Irrational exuberance is one of the key indications that the end of a bull market is nigh – but it is fund management firms rather than investors who are getting carried away.
A couple of years of calm conditions for equity markets was brought to an abrupt halt in the final quarter of 2018, leading more bearish commentators to argue the nine-year bull market had finally run its course.
As ever, time will tell whether the falls are a wobble or a sign of a more pronounced correction to come, but one ominous sign is that 2018 was a record-breaking year for exchange traded fund (ETF) launches. According to number-crunching by the Financial Times, a total of 323 ETFs listed on the London Stock Exchange in 2018, almost double the 177 that listed in 2017.
The chart-topping number of ETF launches in 2018 coincides with one of the longest bull markets on record. It is therefore arguably a signal that the bull market is in its latter stages, given that ‘irrational exuberance’ is one of the key indications the end of a bull market is nigh.
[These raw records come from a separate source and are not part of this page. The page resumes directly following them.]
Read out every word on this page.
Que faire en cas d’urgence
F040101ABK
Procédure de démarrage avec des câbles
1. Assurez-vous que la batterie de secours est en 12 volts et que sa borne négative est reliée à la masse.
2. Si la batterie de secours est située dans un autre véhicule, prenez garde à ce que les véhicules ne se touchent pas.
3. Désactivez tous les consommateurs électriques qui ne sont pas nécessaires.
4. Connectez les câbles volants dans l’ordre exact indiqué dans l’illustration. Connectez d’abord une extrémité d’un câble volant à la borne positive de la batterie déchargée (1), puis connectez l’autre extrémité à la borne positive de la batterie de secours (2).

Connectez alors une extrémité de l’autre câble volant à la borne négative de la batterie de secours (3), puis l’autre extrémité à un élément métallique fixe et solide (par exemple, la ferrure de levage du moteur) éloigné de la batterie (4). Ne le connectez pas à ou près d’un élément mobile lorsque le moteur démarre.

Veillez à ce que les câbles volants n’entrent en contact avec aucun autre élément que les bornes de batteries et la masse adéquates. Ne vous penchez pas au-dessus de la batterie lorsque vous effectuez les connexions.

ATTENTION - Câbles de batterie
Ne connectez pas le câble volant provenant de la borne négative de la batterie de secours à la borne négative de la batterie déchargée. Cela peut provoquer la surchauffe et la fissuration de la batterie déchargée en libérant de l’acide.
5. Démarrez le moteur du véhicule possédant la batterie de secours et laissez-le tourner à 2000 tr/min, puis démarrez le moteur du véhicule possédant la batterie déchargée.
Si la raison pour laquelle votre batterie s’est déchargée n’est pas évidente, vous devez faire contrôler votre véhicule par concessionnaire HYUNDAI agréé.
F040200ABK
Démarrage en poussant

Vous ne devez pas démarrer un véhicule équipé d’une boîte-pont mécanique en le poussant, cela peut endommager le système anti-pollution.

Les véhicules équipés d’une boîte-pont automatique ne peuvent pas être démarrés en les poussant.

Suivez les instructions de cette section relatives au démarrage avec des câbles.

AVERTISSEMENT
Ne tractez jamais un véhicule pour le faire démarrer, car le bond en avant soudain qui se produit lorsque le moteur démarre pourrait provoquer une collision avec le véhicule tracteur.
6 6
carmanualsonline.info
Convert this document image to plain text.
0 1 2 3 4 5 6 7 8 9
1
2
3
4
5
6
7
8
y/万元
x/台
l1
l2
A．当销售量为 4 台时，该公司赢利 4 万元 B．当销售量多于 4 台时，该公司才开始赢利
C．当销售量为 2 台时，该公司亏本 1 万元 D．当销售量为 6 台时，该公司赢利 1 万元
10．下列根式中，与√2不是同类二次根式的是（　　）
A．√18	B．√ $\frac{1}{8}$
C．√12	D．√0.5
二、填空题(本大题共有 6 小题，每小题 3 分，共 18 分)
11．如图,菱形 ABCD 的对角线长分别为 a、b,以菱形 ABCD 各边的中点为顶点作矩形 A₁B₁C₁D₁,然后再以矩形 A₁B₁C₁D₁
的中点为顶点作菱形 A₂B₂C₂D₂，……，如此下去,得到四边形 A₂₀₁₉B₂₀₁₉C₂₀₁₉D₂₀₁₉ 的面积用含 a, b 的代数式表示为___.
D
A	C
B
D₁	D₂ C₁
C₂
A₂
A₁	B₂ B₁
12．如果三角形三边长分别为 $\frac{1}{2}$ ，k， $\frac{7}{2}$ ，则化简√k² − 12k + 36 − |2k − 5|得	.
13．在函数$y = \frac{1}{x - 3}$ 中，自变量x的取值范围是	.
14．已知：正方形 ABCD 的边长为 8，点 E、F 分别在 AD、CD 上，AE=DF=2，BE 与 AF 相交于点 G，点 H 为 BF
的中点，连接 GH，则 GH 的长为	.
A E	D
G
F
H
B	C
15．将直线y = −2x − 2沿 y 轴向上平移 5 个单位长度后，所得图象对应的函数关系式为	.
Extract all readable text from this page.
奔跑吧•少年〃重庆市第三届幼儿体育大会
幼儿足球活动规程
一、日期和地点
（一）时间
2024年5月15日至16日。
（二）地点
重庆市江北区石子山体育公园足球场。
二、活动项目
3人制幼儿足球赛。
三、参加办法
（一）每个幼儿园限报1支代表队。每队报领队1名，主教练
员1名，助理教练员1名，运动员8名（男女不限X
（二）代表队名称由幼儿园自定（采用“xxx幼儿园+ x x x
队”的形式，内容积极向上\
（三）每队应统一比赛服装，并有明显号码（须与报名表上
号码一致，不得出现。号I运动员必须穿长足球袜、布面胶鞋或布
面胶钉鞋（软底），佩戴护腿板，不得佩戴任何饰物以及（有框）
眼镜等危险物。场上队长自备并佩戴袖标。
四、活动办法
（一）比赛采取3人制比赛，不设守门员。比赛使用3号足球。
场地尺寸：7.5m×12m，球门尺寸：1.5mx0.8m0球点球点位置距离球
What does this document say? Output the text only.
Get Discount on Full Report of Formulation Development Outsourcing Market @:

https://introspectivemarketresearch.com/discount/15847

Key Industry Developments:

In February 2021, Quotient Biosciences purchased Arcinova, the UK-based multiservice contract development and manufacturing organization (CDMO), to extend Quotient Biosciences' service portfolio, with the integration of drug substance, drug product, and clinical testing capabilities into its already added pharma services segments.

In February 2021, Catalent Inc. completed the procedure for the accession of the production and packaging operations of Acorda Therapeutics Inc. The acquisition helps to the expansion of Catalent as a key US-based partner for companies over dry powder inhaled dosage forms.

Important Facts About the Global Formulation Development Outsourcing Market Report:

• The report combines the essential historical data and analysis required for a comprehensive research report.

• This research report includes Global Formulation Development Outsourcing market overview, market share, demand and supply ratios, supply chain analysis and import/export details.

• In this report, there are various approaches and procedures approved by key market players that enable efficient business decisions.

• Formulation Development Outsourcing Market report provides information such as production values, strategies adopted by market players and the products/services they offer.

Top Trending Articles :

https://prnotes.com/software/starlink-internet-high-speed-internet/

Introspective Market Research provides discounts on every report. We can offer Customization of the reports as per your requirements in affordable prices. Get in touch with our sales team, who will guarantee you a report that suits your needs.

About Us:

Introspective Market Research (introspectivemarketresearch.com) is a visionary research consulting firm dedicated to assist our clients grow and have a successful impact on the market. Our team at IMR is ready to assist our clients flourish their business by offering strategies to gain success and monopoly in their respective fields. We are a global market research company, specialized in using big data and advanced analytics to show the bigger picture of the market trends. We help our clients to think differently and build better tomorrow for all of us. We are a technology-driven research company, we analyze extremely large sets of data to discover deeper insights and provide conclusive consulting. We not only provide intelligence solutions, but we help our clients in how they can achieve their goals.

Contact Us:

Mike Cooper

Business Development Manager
The tech bubble at the turn of the millennium a case in point. Various fund management firms scrambled to launch tech funds at the height of the bubble, and investors handed over their cash.
This time around fund, firms are racing to launch ETFs – and investors are buying, with Morningstar, the data company, noting that £3 billion was invested in UK equity ETFs in October and November. In contrast, active funds have fell out of favour, with £2.1 billion withdrawn in November alone across all fund types.
But, while irrational exuberance is one danger sign worth looking out for, it is not the main characteristic of the 10 biggest bear markets since the Wall Street crash in 1929.
According to research by JP Morgan Asset Management, in eight occasions out of 10 it was a recession that tipped stockmarkets over the edge.
Other danger signs to watch out for are extreme valuations and premature policy tightening, in other words interest rates rising too fast, too soon, and negatively impacting an economy.
The positive here is that a recession does not appear to be on the cards, according to Trevor Greetham, head of multi-asset at Royal London Asset Management. Greetham points out that although we are late in the business cycle and volatility is likely to remain high, “markets are premature to be pricing in a US recession.”
He adds: “The US labour market remains strong, fiscal policy is loose and the US Federal Reserve is close to pausing its rate hikes. Housing weakness is a concern but a sharply lower oil price should boost US consumer spending in 2019.”
Moreover, although investors have been chasing the last throes, potentially, of the longest and perhaps most unloved bull market in history, the increasing popularity of passive funds comes against a backdrop of growing scepticism over active funds’ ability to add value.